A little tip though – if possible, don’t get too close with people from work, unless you’re all expats. Your standard of living will likely be much higher than local colleagues, and if they ever see your house or anything, it could create resentment. That’s more common than you might think. Keep them at arm’s length, and you’ll be fine.

About working in Pretoria

Q: Did you have a problem getting a visa or work permit? Did you tackle the visa process yourself or did you enlist the services of an immigration consultant?
A: My company used Crown Relocations for everything, from putting together our visa applications, to shipping our household goods, to getting us settled in with a relocation agent. I’m sure there are other companies, but I’d highly recommend Crown. And also ensure you have a relocation agent when you arrive. They will help you with everything – answering any questions you have, setting up house viewings, getting you registered with a doctor, showing you where essential services are in your area, etc.

Q: How does the work culture differ from Canada? Do you have any tips for expats doing business in South Africa?
A: In the beginning of this interview, I talked about the lack of efficiency. People here like to work long hours to show how hard they work, but they will spend about half the day socialising and not being productive. It still drives me bananas, but I’m acclimatising.
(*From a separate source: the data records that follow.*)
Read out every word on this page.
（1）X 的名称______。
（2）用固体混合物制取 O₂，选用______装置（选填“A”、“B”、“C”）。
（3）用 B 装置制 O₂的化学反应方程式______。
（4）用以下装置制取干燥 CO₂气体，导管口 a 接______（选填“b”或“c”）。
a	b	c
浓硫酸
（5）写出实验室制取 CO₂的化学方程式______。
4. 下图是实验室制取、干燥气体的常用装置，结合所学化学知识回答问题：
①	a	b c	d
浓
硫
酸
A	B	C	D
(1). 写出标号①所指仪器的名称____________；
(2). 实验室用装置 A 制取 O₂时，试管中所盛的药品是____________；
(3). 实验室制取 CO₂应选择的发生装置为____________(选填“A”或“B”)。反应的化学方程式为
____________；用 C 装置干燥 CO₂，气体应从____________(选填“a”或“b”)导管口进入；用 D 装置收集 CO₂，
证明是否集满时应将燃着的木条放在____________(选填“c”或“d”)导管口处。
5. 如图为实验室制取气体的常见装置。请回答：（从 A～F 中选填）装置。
As far as tips – learn to accept it. You’re not going to change the way South Africans do business. Keep doing your thing, and let them do theirs. You’ll go crazy if you try to do anything different.

Family and children

Q: Did your spouse or partner have problems adjusting to their new home? Do you think there are any specific challenges for a trailing spouse?
A: My wife was fortunate enough to find a position at a local university (she’s much brighter than I am), so that was an easy adjustment. She loves it here!

Q: Did your children settle in easily? What were the biggest challenges for your children during the move?
A: Our kids were six and three when we moved here. One thing you need to consider is that the seasons are different here – their school year ends in December. My son finished kindergarten in Canada in June, then we put him in kindergarten again for the last few months when we got here because it was that or have him sit at home until Grade 1 started in January. And when we move home, the kids will have to adjust again, but we’ll burn that bridge when we get to it.

Other than that, because the kids are so young, they settled in very easily. They love walking around barefoot (it’s a thing here) and exploring all the amazing places that are near us.

Q: What are the schools like? Any particular suggestions?
A: There are public schools (don’t put your kids in them), private schools that follow the South African holidays (our kids are in one of these, and it’s great), and international schools, which follow the school schedule and holidays from your home country. These are perfect if you want a seamless transition in their schedule, but keep in mind they will have holidays that you don’t (they won’t follow South African public holidays), so be prepared for that. Also, they are MUCH more expensive than regular private schools.

And finally…

Q: Do you have any resources you would recommend for new expats in South Africa?
A: One of the most informative blogs I’ve had, and one that helped me get settled in, was JoburgExpat While it focuses on Johannesburg specifically, there’s a TON of useful info there. Another good blog is 2Summers. That one gives a ton of ideas if you’re looking for things to do.

Q: Is there any other advice you would like to offer new expat arrivals?
A: Breathe. There will come a time as a new expat in South Africa when you can’t get your internet connected, your power is out, nobody is replying to emails or phone calls, and you question every single decision you’ve ever made that brought you here. Mine was at about month three. You’ll get over it, I promise you. If you find yourself about to lose it, go explore a nearby game reserve (Pilanesberg is one of our favourites – it’s less than two hours away, so it’s an easy day trip), watch some wild elephants and remember why you decided to take on this challenge in the first place.